Authored by Brian Niiya , Densho

For More Information

Adler, Susan Matoba. Mothering, Education, and Ethnicity: The Transformation of Japanese American Culture . New York: Garland Publising, 1998.

Dempster, Brian Komei, ed. Making Home from War: Stories of Japanese American Exile and Resettlement . Berkeley, Calif. Heydey Books, 2010.

Murray, Alice Yang. Historical Memories of the Japanese American Internment and the Struggle for Redress . Stanford: Stanford University Press, 2008.

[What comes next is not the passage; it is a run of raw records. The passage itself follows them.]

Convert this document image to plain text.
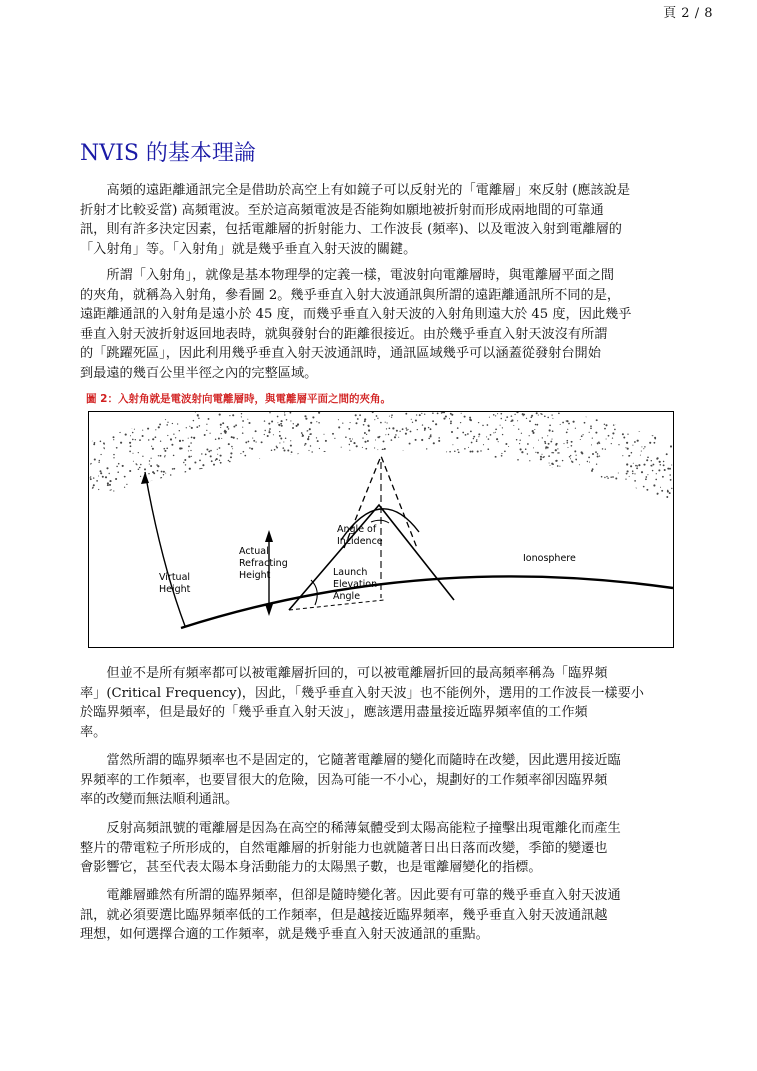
頁 2 / 8
NVIS 的基本理論

高頻的遠距離通訊完全是借助於高空上有如鏡子可以反射光的「電離層」來反射 (應該說是
折射才比較妥當) 高頻電波。至於這高頻電波是否能夠如願地被折射而形成兩地間的可靠通
訊，則有許多決定因素，包括電離層的折射能力、工作波長 (頻率)、以及電波入射到電離層的
「入射角」等。「入射角」就是幾乎垂直入射天波的關鍵。

所謂「入射角」，就像是基本物理學的定義一樣，電波射向電離層時，與電離層平面之間
的夾角，就稱為入射角，參看圖 2。幾乎垂直入射大波通訊與所謂的遠距離通訊所不同的是，
遠距離通訊的入射角是遠小於 45 度，而幾乎垂直入射天波的入射角則遠大於 45 度，因此幾乎
垂直入射天波折射返回地表時，就與發射台的距離很接近。由於幾乎垂直入射天波沒有所謂
的「跳躍死區」，因此利用幾乎垂直入射天波通訊時，通訊區域幾乎可以涵蓋從發射台開始
到最遠的幾百公里半徑之內的完整區域。

圖 2：入射角就是電波射向電離層時，與電離層平面之間的夾角。

Virtual
Height
Actual
Refracting
Height
Angle of
Incidence
Launch
Elevation
Angle
Ionosphere

但並不是所有頻率都可以被電離層折回的，可以被電離層折回的最高頻率稱為「臨界頻
率」(Critical Frequency)，因此，「幾乎垂直入射天波」也不能例外，選用的工作波長一樣要小
於臨界頻率，但是最好的「幾乎垂直入射天波」，應該選用盡量接近臨界頻率值的工作頻
率。

當然所謂的臨界頻率也不是固定的，它隨著電離層的變化而隨時在改變，因此選用接近臨
界頻率的工作頻率，也要冒很大的危險，因為可能一不小心，規劃好的工作頻率卻因臨界頻
率的改變而無法順利通訊。

反射高頻訊號的電離層是因為在高空的稀薄氣體受到太陽高能粒子撞擊出現電離化而產生
整片的帶電粒子所形成的，自然電離層的折射能力也就隨著日出日落而改變，季節的變遷也
會影響它，甚至代表太陽本身活動能力的太陽黑子數，也是電離層變化的指標。

電離層雖然有所謂的臨界頻率，但卻是隨時變化著。因此要有可靠的幾乎垂直入射天波通
訊，就必須要選比臨界頻率低的工作頻率，但是越接近臨界頻率，幾乎垂直入射天波通訊越
理想，如何選擇合適的工作頻率，就是幾乎垂直入射天波通訊的重點。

Tonai, Rosalyn. "An Exhibition of Japanese American Women Through Social Networks," presentation at Kwansei Gakuin University, http://leo.aichi-u.ac.jp/~hoshino/Tonai講演.pdf .

Footnotes

  1. Alice Yang Murray, Historical Memories of the Japanese American Internment and the Struggle for Redress (Stanford: Stanford University Press, 2008), 398–406; Rosalyn Tonai, "An Exhibition of Japanese American Women Through Social Networks," presentation at Kwansei Gakuin University, accessed on Oct. 24, 2014 at http://leo.aichi-u.ac.jp/~hoshino/Tonai講演.pdf .
  2. Murray, Historical Memories ; Naoko Yoshimura Ito in Making Home from War: Stories of Japanese American Exile and Resettlement , edited by Brian Komei Dempster (Berkeley, Calif. Heydey Books, 2010), 75–81; Jane T. Peterson and Suzanne Bennett, Women Playwrights of Diversity: A Bio-Bibliographical Sourcebook (Westport, Conn.: Greenwood Press, 1997), 37; Tonai, "An Exhibition of Japanese American Women."
  3. Karleen Chinen, "Strength and Diversity: JA Women," Hawaii Herald , July 19, 1991, A-8; Dorothy Hazama, Introduction to Strength & Diversity: Japanese American Women in Hawai'i (Honolulu: Bishop Museum, 1992, 1.
  4. Hawaii Herald , Jan. 7, 2000, A-4.